注意力の乏しさや、年齢不相応の過剰な活動性・衝動性がみられる注意欠陥・多動性障害(Attention-deficit/hyperactivity disorder: ADHD)は、小児期および思春期によく現れ、早期に発症し、持続する発達障害であり、有病率はおよそ5%であるといわれています (Banaschewski et al., 2017)。
また、4歳から17歳の子どもの最大11%がADHDの診断を受けたことがあり、1,2%が現在診断を受けており、6.1%がADHDの薬物治療を受けていることも報告されています (Felt et al., 2014)。すなわち、10~20人に1人の割合でADHDと診断される子どもがいると考えられます。
ADHDの診断がある青少年は、自動車事故や薬物乱用、および学校中退の割合が高いといわれており、症状の治療には薬物療法が有効で、早期発見・早期治療により長期的な教育、仕事、社会性を改善することが示唆されています (Felt et al., 2014)。

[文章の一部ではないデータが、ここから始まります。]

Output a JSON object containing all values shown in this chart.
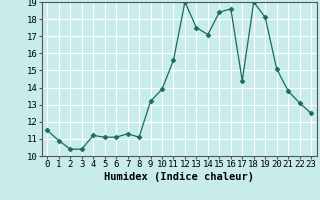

次回以降は、ADHDの診断基準や特性、有効なアプローチ方法について述べたいと思います。
参考文献
Banaschewski, T., Becker, K., Döpfner, M., Holtmann, M., Rösler, M., & Romanos, M. (2017). Attention-Deficit/Hyperactivity Disorder. Deutsches Arzteblatt International, 114, 149-159.
Felt, B.T., Biermann, B., Christner, J.G., Kochhar, P., & Harrison, R.V. (2014). Diagnosis and management of ADHD in children. American Family Physician, 90, 456-464.